Women carry a higher genetic risk of depression, new study says | Science

Women have a higher genetic risk of depression, a new study revealed.
By claiming to be the biggest genetic study to date on sexual differences in major depression, research published Wednesday in Nature Communications has found 16 genetic variants linked to depression in women and eight in men.
The study, led by the Qimr Berghofer Medical Institute of Australia, has shown that a large part of the variants associated with depression were shared between the sexes, but there was a “higher burden of genetic risk in women who could be due to variants specific to women”.
Dr. Brittany Mitchell, principal researcher at the Qimr Berghofer genetic epidemiology laboratory, said that “we already know that women are twice as likely to suffer from depression in their lives as men”.
“And we also know that depression seems very different from one person to another. So far, there has been no very coherent research to explain why depression affects women and men differently, including the possible role of genetics,” said Mitchell.
The study recognized that the explanations have been put forward covering behavioral, environmental and biological areas, including men less likely to request help leading to a sub-diagnosis, and environmental exhibitions like women being more frequently exposed to sexual abuse and interpersonal violence.
The study said that together, these factors highlight the need for a “multifaceted approach” to understand the underlying mechanisms of depression, but proposed that a “key component of the underlying biological mechanisms for these disparities could be differences in genetics”.

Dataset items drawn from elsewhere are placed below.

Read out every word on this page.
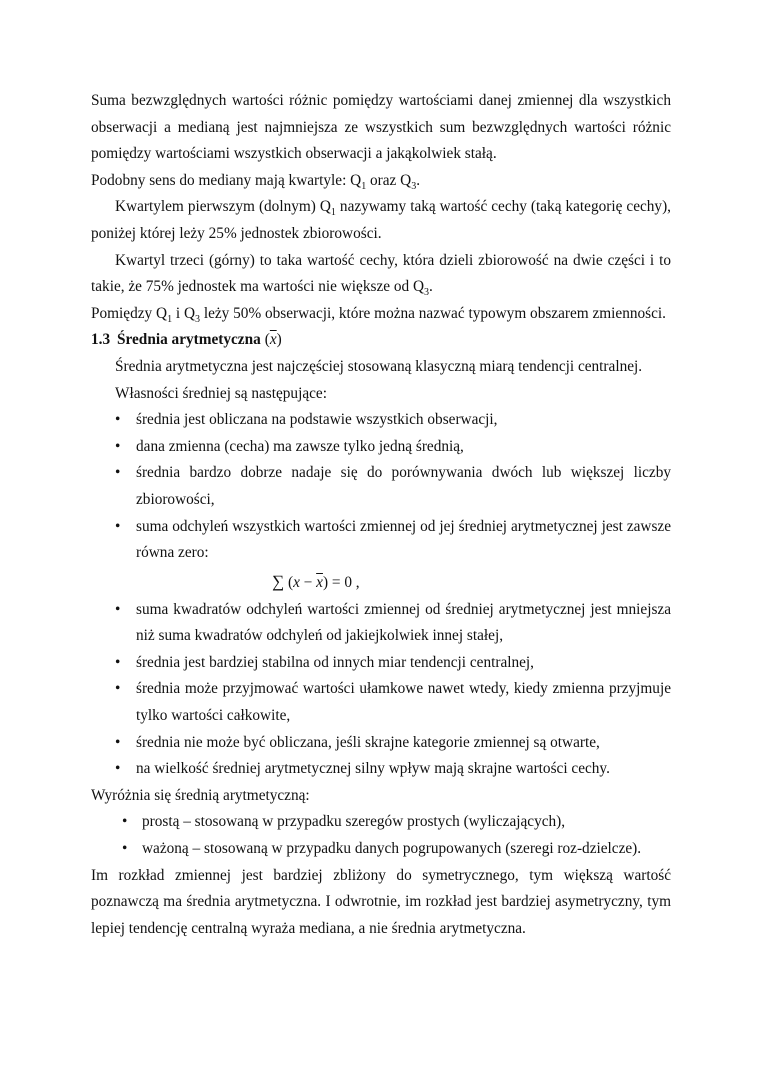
Suma bezwzględnych wartości różnic pomiędzy wartościami danej zmiennej dla wszystkich obserwacji a medianą jest najmniejsza ze wszystkich sum bezwzględnych wartości różnic pomiędzy wartościami wszystkich obserwacji a jakąkolwiek stałą.

Podobny sens do mediany mają kwartyle: $Q_1$ oraz $Q_3$.

Kwartylem pierwszym (dolnym) $Q_1$ nazywamy taką wartość cechy (taką kategorię cechy), poniżej której leży 25% jednostek zbiorowości.

Kwartyl trzeci (górny) to taka wartość cechy, która dzieli zbiorowość na dwie części i to takie, że 75% jednostek ma wartości nie większe od $Q_3$.

Pomiędzy $Q_1$ i $Q_3$ leży 50% obserwacji, które można nazwać typowym obszarem zmienności.

1.3 Średnia arytmetyczna (x)

Średnia arytmetyczna jest najczęściej stosowaną klasyczną miarą tendencji centralnej.

Własności średniej są następujące:

• średnia jest obliczana na podstawie wszystkich obserwacji,
• dana zmienna (cecha) ma zawsze tylko jedną średnią,
• średnia bardzo dobrze nadaje się do porównywania dwóch lub większej liczby zbiorowości,
• suma odchyleń wszystkich wartości zmiennej od jej średniej arytmetycznej jest zawsze równa zero:
∑ $(x - \overline{x}) = 0$ ,
• suma kwadratów odchyleń wartości zmiennej od średniej arytmetycznej jest mniejsza niż suma kwadratów odchyleń od jakiejkolwiek innej stałej,
• średnia jest bardziej stabilna od innych miar tendencji centralnej,
• średnia może przyjmować wartości ułamkowe nawet wtedy, kiedy zmienna przyjmuje tylko wartości całkowite,
• średnia nie może być obliczana, jeśli skrajne kategorie zmiennej są otwarte,
• na wielkość średniej arytmetycznej silny wpływ mają skrajne wartości cechy.

Wyróżnia się średnią arytmetyczną:

• prostą – stosowaną w przypadku szeregów prostych (wyliczających),
• ważoną – stosowaną w przypadku danych pogrupowanych (szeregi roz-dzielcze).

Im rozkład zmiennej jest bardziej zbliżony do symetrycznego, tym większą wartość poznawczą ma średnia arytmetyczna. I odwrotnie, im rozkład jest bardziej asymetryczny, tym lepiej tendencję centralną wyraża mediana, a nie średnia arytmetyczna.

The researchers analyzed the DNA of five international cohorts-Australia, Netherlands, United States and two from the United Kingdom-with a final sample size of 130,471 women and 64,805 men suffering from major depression, and 159,521 women and 132,185 men without diagnosis.
They also found stronger genetic correlations in women between depression and metabolic features (such a body mass index and metabolic syndrome) than in men with the same traits.
Dr. Jodi Thomas, the principal researcher, said that these genetic differences “can help explain why women suffering from depression more often experience metabolic symptoms, such as changes in changed energy”.
The authors acknowledged that the study included about twice as many women with depression as men and carried out additional analyzes to ensure that their results were not due to the difference in samples.
They also recognized the limits according to which their analyzes were limited to Europeans only, which limits the applicability of results to other populations.
Professor Philip Mitchell, from the School of Clinical Medicine of the University of New South Wales, said: “There has been a long-standing debate on the reasons for the constant observation in the world that depression is more frequent in women than men, most studies indicating that women have 2 to 3 times the risk of depression compared to men”.
“The most dominant theories have been linked to social and psychological factors, for example the impact of the female role in the care of families in relation to the role of gain of income for men or personality vulnerabilities in women,” said Mitchell, who was not involved in the study.
“This new very interesting genetic study in a very large global study provides solid evidence that these differences in depression rate can actually be due to genetic factors, with the statistically significant discovery of more regions of risk of depression in genome in women compared to men, and little overlap in these regions between men and women.”
“In addition to the strengthening of evidence that differences in depression rates between men and women can largely be due to biological factors, it also indicates the future possibility of different pharmacological treatments for depression in women and men, as biological systems coded by these genetic regions become better understood.”